While most banks thought the risks far outweighed the benefits of having MRB customers, some financial institutions, mostly local banks and credit unions, saw in the FinCEN guidelines an opportunity and quietly began offering depositary services to MRBs. According to FinCEN, in 2017 there were over 300 financial institutions providing some form of banking services to MRBs. However, the vast majority of business in the industry is conducted in cash. For many businesses that touch the plant, this makes profit and loss statements questionable, taxing authorities nervous, and potential investors dubious about valuations.

Since the publication of the FinCEN statistics, much has happened to banking related to the marijuana industry—some of it good, some bad, and some ugly. Let’s take them in reverse order.

The Ugly

The ugly is the rescission of the Cole Memorandum by Attorney General Sessions in January of this year. The Cole Memorandum provided a uniform national approach to the enforcement of the Controlled Substance Act (CSA), namely a hands-off approach to marijuana businesses that were in compliance with state law. The rescission of the Cole Memorandum put enforcement of the CSA at the discretion of individual U.S. Attorneys, but subject to general Justice Department guidelines regarding criminal prosecution in general.

The Bad

The bad is the impact of Sessions’ action. The rescission of the Cole Memorandum led to a great deal of fear and uncertainty in the banking industry. Many banks perceive an increased risk of prosecution for banking MRBs. This could result in fewer banks serving the industry, and has resulted in banks withdrawing from the industry. One of the leading banks serving the Illinois medical marijuana industry is withdrawing from the industry and closing its accounts in May. Earlier this year, after the Cole Memorandum was revoked, a Florida bank serving the cannabis industry closed all its cannabis accounts. Although neither the Treasury Department nor the Justice Department has cracked down on banks serving the cannabis industry, more closures may follow.

The Good

The good is that new banks do continue to serve the industry, entrepreneurs are developing alternatives to traditional banking solutions, and politicians at both the national and state level are working on legislation to make it legally safe for banks to serve the cannabis industry. Despite the rescission of the Cole Memorandum, FinCEN has not withdrawn its non-binding guidelines. This is important to the banking industry and is keeping the vast majority of financial institutions that serve the cannabis industry from closing their cannabis accounts or from withdrawing plans to serve the cannabis industry. One Maryland bank, which announced plans to serve the cannabis industry, continues to move forward with its plans in spite of Sessions’ action.

Given the banking system, a number of states are attempting to create an intrastate closed banking system that would not connect with the federal banking system. In California, the largest state in which recreational marijuana is legal, a bill has been introduced to create a limited purpose state charter bank license that provide limited banking services to the cannabis industry. State governments in West Virginia, Pennsylvania and Massachusetts are exploring solutions for their states’ banking industry. At the federal level, a year ago a bipartisan group of Senators introduced the Secure and Fair Enforcement Banking Act to protect financial institutions that provide financial services to the cannabis industry. The group that introduced the bill is attempting to convince the Senate Committee on Banking and Housing Affairs to hold hearings on the bill.
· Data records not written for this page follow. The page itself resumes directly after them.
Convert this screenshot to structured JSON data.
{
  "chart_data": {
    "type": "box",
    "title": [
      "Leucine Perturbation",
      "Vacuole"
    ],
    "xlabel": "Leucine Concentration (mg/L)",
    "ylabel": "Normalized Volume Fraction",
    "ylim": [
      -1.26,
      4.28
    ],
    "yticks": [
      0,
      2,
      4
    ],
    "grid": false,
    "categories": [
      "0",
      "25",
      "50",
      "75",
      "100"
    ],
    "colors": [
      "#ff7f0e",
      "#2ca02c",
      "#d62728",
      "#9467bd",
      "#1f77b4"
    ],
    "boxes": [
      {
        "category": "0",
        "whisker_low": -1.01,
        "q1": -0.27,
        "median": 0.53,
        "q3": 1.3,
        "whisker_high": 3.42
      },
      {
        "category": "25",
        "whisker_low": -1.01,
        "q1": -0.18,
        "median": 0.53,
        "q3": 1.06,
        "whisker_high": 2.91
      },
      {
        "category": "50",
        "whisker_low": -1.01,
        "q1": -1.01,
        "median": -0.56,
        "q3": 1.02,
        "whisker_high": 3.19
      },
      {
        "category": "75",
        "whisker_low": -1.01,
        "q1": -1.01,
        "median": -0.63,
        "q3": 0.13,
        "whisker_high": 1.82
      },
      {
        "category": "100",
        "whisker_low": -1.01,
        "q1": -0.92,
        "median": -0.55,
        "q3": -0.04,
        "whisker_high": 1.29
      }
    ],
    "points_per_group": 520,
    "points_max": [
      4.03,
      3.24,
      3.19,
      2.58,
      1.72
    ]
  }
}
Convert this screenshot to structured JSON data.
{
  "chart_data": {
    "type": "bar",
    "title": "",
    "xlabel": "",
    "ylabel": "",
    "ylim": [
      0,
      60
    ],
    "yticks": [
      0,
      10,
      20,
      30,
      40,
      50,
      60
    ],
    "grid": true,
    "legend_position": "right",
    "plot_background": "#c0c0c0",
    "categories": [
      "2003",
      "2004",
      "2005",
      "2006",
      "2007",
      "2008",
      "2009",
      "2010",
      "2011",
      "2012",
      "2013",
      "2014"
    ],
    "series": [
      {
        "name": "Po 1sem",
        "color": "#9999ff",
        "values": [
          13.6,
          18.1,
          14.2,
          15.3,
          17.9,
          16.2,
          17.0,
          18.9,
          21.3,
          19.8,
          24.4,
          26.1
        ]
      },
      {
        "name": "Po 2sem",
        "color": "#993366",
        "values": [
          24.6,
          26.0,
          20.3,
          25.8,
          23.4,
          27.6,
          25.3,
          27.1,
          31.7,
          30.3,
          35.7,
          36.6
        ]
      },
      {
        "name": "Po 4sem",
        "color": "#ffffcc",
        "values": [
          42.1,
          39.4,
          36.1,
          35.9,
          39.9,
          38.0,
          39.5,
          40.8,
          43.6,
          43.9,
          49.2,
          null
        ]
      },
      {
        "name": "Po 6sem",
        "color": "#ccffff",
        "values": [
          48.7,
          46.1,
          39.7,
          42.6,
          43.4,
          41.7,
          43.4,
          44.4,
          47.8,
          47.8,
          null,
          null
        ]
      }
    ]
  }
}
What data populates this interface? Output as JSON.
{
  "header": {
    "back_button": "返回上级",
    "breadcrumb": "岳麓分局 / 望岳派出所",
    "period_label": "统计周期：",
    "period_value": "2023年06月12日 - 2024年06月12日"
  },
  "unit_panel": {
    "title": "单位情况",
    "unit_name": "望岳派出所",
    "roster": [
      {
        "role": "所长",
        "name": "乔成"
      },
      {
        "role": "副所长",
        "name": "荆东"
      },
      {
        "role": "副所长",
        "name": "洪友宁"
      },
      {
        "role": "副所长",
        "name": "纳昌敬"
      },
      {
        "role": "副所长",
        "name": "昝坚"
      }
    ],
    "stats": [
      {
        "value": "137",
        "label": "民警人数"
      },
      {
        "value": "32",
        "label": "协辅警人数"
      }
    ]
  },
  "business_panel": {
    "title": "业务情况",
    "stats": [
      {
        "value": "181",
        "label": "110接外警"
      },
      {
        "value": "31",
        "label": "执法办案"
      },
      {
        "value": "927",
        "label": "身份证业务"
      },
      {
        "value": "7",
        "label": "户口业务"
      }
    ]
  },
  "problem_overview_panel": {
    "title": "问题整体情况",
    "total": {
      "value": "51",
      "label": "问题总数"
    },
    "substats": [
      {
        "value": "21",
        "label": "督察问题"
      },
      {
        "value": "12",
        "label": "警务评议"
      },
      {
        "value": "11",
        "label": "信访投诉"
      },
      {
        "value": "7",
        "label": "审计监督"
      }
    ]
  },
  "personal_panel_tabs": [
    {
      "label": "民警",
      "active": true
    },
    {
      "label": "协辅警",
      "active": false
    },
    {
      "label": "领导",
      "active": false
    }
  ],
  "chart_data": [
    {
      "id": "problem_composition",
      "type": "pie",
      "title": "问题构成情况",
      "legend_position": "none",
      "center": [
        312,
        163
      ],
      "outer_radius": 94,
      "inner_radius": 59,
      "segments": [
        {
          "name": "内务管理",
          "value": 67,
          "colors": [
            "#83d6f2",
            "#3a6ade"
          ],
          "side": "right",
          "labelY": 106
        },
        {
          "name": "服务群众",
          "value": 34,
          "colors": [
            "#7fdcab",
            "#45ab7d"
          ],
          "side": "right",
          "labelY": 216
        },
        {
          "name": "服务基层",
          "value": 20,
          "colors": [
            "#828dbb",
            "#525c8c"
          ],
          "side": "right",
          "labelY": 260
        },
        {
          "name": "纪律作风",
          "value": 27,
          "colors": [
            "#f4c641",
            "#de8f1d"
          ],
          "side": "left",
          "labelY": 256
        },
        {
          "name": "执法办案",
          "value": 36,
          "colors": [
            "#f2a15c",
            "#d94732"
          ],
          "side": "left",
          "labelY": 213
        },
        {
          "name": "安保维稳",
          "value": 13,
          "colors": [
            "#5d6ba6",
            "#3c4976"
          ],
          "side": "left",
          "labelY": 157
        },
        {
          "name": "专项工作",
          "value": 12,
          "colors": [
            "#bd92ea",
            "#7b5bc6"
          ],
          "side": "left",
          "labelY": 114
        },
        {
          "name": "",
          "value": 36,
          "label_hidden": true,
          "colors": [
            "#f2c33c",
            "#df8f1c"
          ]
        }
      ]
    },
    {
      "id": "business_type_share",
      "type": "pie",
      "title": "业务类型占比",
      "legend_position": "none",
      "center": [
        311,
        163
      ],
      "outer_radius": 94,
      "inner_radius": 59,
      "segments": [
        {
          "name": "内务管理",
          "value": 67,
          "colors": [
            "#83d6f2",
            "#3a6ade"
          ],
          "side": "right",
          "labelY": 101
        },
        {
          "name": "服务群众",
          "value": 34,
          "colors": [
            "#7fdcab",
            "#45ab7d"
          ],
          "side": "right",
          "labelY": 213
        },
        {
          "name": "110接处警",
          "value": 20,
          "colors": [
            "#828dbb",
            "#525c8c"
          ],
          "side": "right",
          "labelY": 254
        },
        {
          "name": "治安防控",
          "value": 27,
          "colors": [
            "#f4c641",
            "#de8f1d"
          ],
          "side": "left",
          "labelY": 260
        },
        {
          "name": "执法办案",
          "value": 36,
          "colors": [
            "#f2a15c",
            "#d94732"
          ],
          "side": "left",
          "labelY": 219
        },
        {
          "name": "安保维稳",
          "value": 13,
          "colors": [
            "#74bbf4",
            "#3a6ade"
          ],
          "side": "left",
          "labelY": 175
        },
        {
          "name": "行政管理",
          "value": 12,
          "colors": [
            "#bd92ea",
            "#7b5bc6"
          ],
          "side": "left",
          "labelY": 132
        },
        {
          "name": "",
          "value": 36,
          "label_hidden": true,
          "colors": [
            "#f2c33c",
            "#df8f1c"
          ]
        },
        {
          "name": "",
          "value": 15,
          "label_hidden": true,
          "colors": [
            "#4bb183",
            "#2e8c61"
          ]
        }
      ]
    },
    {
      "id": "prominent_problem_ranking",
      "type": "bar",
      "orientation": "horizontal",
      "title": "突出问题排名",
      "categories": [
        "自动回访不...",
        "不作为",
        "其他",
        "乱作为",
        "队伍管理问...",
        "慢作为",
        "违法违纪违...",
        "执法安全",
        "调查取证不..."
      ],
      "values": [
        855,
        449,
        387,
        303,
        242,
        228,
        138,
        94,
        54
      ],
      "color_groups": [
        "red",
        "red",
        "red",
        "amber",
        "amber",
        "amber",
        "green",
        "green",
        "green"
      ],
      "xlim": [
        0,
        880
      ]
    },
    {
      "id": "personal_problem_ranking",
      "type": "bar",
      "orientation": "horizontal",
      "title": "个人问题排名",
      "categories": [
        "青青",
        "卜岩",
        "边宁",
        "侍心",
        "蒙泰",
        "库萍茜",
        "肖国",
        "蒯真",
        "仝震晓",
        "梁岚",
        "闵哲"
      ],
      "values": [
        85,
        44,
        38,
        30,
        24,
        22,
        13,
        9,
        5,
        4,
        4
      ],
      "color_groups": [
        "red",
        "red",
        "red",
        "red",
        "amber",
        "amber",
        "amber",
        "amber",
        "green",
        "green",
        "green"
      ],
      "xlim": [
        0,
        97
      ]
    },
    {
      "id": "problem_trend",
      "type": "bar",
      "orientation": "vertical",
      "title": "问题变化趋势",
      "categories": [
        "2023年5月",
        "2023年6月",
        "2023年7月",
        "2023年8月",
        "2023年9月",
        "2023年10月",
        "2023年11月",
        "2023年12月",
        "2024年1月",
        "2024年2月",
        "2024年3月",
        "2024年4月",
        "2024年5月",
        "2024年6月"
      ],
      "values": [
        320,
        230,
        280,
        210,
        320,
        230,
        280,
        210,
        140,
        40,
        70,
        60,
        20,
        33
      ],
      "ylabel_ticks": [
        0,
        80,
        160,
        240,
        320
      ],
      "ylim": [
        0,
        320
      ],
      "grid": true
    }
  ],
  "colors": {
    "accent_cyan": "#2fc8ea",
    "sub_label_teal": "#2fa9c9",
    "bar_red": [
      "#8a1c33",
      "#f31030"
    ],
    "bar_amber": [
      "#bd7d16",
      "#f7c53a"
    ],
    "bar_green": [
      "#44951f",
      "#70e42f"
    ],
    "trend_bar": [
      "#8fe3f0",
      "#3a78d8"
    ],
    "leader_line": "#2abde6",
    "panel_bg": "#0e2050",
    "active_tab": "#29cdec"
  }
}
While this is going on, alternative banking solutions are in the works. One solution, Safe Harbor Private Banking, a compliance solution originally developed at a Colorado credit union, has gotten a great deal of press. Late last year, Safe Harbor announced plans to team with CanPay to provide banking services and cashless payments to MRBs in Hawaii. Both Safe Harbor and CanPay provide services to banks in several states. Many other cashless solutions are on the market or are in development.

Despite the “good,” the industry is still largely a cash business and will remain so until Congress provides nationwide protection for financial institutions that want to serve the cannabis industry.